Villepin, Not Again! Scam Allegations Won't Disappear For Former French Presidential Hopeful
Former French Prime Minister Dominique de Villepin is involved in yet another controversy this week as magistrates interrogate him regarding his possible links to a case of financial fraud.
The 58-year-old Villepin served as France's presidential chief of staff, then as foreign affairs minister, and finally as prime minister under Jacques Chirac, the former president who was involved in some shady dealings of his own. In 2011, four years after he had left office, he was convicted on embezzlement charges.
Villepin, a right-leaning politician, had planned to run against then-President Nicolas Sarkozy in France's presidential election this year. The announcement was met with surprise; Villepin had long been Sarkozy's arch-rival, but his candidacy had threatened to split the conservative vote.

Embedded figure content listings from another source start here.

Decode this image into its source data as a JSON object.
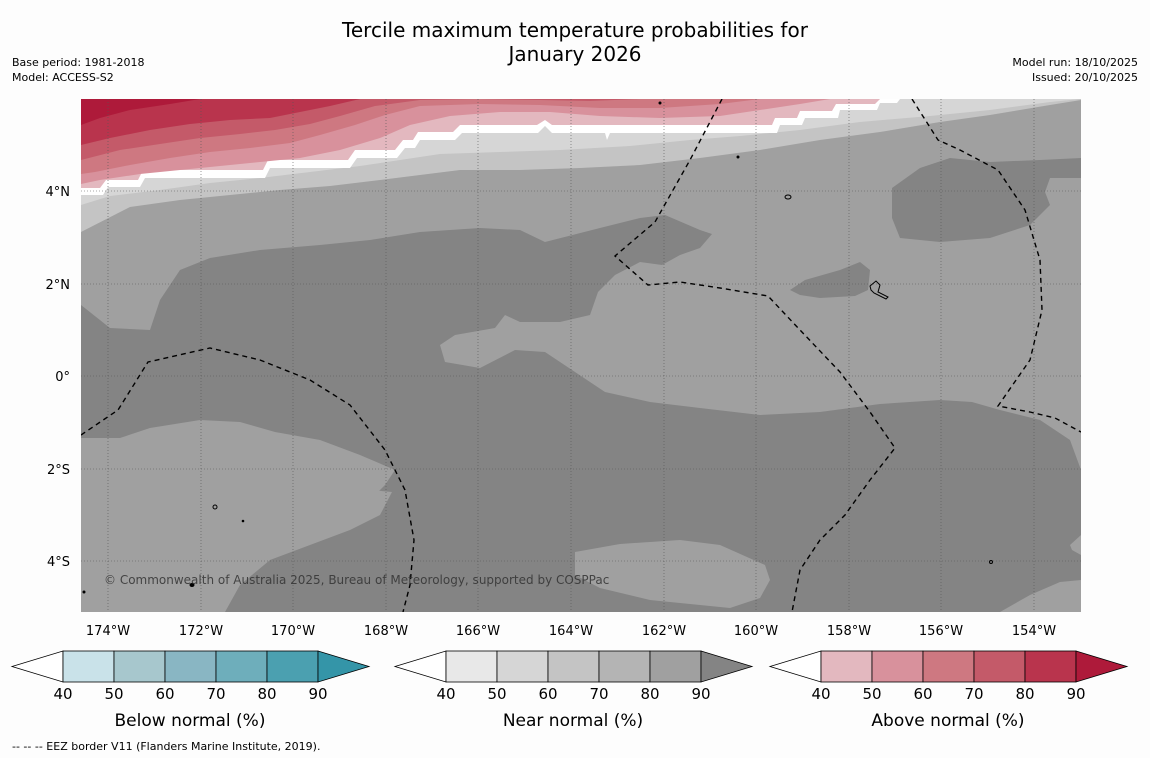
{
  "title_line1": "Tercile maximum temperature probabilities for",
  "title_line2": "January 2026",
  "info_left": {
    "base_period": "Base period: 1981-2018",
    "model": "Model: ACCESS-S2"
  },
  "info_right": {
    "model_run": "Model run: 18/10/2025",
    "issued": "Issued: 20/10/2025"
  },
  "map": {
    "lon_labels": [
      "174°W",
      "172°W",
      "170°W",
      "168°W",
      "166°W",
      "164°W",
      "162°W",
      "160°W",
      "158°W",
      "156°W",
      "154°W"
    ],
    "lat_labels": [
      "4°N",
      "2°N",
      "0°",
      "2°S",
      "4°S"
    ],
    "copyright": "© Commonwealth of Australia 2025, Bureau of Meteorology, supported by COSPPac"
  },
  "colorbars": [
    {
      "label": "Below normal (%)",
      "ticks": [
        "40",
        "50",
        "60",
        "70",
        "80",
        "90"
      ],
      "colors": [
        "#ffffff",
        "#c9e2e9",
        "#a7c7cd",
        "#89b6c3",
        "#6eaebb",
        "#4ba0b0",
        "#3495a8"
      ]
    },
    {
      "label": "Near normal (%)",
      "ticks": [
        "40",
        "50",
        "60",
        "70",
        "80",
        "90"
      ],
      "colors": [
        "#ffffff",
        "#e8e8e8",
        "#d6d6d6",
        "#c4c4c4",
        "#b4b4b4",
        "#a0a0a0",
        "#848484"
      ]
    },
    {
      "label": "Above normal (%)",
      "ticks": [
        "40",
        "50",
        "60",
        "70",
        "80",
        "90"
      ],
      "colors": [
        "#ffffff",
        "#e3b8bf",
        "#d8919c",
        "#ce7881",
        "#c45a69",
        "#b9344d",
        "#ae1a3a"
      ]
    }
  ],
  "footnote": "-- -- -- EEZ border V11 (Flanders Marine Institute, 2019)."
}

At the time, Villepin had only just been cleared of another political scandal. That controversy revolved around allegations that he failed to stop conspirators who sought to smear Sarkozy in 2004 by putting his name on a fraudulent list of bank accounts that were associated with money-laundering.
But then came these new accusations, which first cropped up in December and effectively destroyed Villepin's 2012 presidential bid.
"It's unbearable that I am being implicated in a matter I have nothing to do with," he said at the time, according to the Telegraph.
The scandal centers on a man named Regis Bulot, who headed the high-end hotel association Relais & Chateaux until 2005. He has been charged with embezzling $1.92 million from the organization, though he denies it.
Bulot was a political supporter of Villepin, and the French daily Le Monde says it gained access to tapped phone records that showed Villepin attempting to illegally protect Bulot from the investigation.
Villepin was questioned by French authorities in a seven-hour session on Tuesday, according to France's BFM-TV.
The much-beleaguered politician was once known for a speech he gave when he was Chirac's foreign affairs minister in 2003. He asserted, forcefully and eloquently, that Chirac would in no way participate in the United States-led invasion of Iraq.
"In a world where the threat is asymmetrical, where the weak defy the strong, the power of conviction, the capacity to convince, the ability to sway opinion count as much as the number of military divisions. They do not replace them. But they are indispensable for enhancing a state's impact on the world," he famously said in an address to the United Nations Security Council in New York City.
But those days are long gone; Villepin's reputation has deteriorated considerably. He denies any wrongdoing in this latest fiscal debacle.
"I was able to restate calmly and simply in what is standard procedure that I'm in no way implicated in the sorry affair that involves one of my friends," he said in a statement.